La question serait plutôt de chercher à reconnaître les déclencheurs du désir de photographier ; je peux citer des dizaines de photos qui pourraient être la source et ses affluents, ou seulement deux ou trois s'il le fallait. Le mystère serait plutôt le passage des images originelles aux objets originels.
Il y a un matin d'hiver la mort du grand père, les heures grises du matin, la famille rassemblée dans la petite cour, les bruits étouffés des froissements des vêtements d'étoffes lourdes et noires, les chuchotements, la lumière grise qui vient de la verrière en verre grossier du grenier. La lumière qui vient du haut.

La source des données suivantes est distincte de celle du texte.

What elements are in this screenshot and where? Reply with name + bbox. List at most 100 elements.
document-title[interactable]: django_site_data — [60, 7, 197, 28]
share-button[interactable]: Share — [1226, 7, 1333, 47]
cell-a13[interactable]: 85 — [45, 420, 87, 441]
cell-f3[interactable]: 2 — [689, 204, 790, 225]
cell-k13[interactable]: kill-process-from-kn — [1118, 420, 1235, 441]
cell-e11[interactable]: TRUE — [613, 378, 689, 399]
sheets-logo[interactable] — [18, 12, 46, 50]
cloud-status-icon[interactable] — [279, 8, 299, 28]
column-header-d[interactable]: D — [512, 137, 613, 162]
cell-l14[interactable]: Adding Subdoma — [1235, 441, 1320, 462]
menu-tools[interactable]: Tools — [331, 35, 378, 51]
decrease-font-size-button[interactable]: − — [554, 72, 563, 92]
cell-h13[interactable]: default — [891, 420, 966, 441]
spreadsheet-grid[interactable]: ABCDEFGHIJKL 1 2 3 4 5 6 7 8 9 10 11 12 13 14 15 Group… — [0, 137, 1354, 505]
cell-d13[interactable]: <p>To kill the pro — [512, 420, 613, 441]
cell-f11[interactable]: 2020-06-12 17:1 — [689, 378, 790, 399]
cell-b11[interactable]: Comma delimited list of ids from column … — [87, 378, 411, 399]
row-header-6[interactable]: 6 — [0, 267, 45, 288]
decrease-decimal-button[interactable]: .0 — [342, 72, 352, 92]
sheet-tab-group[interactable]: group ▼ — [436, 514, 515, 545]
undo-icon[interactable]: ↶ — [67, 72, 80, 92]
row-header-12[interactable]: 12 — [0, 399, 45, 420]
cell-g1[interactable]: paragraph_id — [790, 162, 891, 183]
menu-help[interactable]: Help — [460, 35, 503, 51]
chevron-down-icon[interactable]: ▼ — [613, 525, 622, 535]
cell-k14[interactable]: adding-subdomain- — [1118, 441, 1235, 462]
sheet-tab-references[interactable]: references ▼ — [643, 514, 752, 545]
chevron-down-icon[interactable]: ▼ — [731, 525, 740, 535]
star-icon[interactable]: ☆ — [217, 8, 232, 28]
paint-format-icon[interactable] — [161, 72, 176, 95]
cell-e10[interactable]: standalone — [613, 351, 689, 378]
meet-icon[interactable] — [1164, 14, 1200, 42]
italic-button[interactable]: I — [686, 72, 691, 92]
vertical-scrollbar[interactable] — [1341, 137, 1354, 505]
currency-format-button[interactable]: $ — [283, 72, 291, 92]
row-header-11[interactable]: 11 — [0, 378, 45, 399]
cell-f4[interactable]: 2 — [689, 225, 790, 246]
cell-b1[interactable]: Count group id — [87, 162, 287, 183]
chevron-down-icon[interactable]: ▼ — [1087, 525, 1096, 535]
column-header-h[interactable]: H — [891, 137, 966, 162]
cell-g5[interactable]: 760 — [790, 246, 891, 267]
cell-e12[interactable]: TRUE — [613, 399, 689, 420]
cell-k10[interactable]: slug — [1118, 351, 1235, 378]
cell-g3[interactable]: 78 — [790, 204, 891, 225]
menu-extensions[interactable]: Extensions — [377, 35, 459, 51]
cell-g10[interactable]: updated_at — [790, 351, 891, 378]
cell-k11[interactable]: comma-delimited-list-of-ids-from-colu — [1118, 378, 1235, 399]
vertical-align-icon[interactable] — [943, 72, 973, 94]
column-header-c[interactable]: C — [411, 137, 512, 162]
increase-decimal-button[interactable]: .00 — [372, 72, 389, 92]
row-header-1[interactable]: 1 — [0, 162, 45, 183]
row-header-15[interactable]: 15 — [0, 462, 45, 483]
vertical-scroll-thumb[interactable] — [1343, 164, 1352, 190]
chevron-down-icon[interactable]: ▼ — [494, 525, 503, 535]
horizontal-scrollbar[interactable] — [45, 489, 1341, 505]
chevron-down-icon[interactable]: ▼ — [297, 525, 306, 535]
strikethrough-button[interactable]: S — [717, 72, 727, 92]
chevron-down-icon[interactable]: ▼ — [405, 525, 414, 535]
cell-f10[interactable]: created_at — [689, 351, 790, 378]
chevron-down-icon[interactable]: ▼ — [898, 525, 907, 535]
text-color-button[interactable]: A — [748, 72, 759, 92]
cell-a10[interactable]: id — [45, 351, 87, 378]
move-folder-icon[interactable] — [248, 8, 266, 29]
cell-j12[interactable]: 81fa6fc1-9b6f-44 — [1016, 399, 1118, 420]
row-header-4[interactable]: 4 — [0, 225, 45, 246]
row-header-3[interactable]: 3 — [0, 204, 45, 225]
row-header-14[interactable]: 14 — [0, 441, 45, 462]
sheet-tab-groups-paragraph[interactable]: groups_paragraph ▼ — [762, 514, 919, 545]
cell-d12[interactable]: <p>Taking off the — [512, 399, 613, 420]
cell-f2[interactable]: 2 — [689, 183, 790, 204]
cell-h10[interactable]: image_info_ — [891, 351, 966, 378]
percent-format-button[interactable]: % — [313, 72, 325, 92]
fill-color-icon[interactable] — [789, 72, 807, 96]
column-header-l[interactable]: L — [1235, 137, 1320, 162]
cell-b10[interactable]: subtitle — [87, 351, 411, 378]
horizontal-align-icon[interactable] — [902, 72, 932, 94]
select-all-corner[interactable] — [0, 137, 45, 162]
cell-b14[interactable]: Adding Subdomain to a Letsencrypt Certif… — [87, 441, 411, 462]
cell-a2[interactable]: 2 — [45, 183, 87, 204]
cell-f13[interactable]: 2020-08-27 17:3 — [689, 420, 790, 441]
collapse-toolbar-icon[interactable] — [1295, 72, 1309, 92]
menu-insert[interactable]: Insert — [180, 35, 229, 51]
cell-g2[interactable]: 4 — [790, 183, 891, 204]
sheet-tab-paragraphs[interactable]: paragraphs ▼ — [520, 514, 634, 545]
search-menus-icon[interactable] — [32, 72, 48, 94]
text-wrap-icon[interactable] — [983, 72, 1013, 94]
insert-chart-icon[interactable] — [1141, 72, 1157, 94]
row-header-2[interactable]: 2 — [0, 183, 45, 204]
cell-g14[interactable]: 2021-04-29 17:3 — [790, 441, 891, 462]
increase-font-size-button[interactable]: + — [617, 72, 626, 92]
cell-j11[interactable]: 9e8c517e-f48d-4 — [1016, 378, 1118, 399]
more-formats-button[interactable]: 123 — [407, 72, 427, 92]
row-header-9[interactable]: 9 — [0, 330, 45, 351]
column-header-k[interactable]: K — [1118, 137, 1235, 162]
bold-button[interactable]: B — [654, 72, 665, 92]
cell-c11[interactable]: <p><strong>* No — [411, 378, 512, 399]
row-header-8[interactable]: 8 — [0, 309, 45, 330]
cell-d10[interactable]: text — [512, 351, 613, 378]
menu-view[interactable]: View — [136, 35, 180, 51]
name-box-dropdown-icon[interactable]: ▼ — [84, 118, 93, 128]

Il y a dans une autre petite pièce de la maison blanchie à la chaux une naissance une nuit. Les allées et venues, l'eau qu'on va chercher dehors et qu'on fait chauffer, les cris, la lumière jaune de l'unique ampoule, les voix soulagées. La lumière jaune et pauvre.
La lumière jaune de l'unique ampoule encore. Cette fois c'est une mort dans la même pièce. Les voix basses. L'attente. La peau froide et cireuse ensuite. Le baiser à la morte. Les chaises, les mouvements furtifs, le silence. Le clair-obscur, la chiche lumière jaune encore. Un tableau.
Il y a les inondations effrayantes. Le fleuve qui sort de son lit sur des kilomètres dans les prés. La peur que ça ne s'arrête pas. Ca s'arrêtait parfois en contrebas au pied du cimetière. D'autres fois, ça continuait à monter. Les marques gravées dans le tuffeau des maisons, 1910, 1934, dépassaient la tête des enfants. L'inondation à perte de vue, c'était peut-être déjà la photographie à la chambre.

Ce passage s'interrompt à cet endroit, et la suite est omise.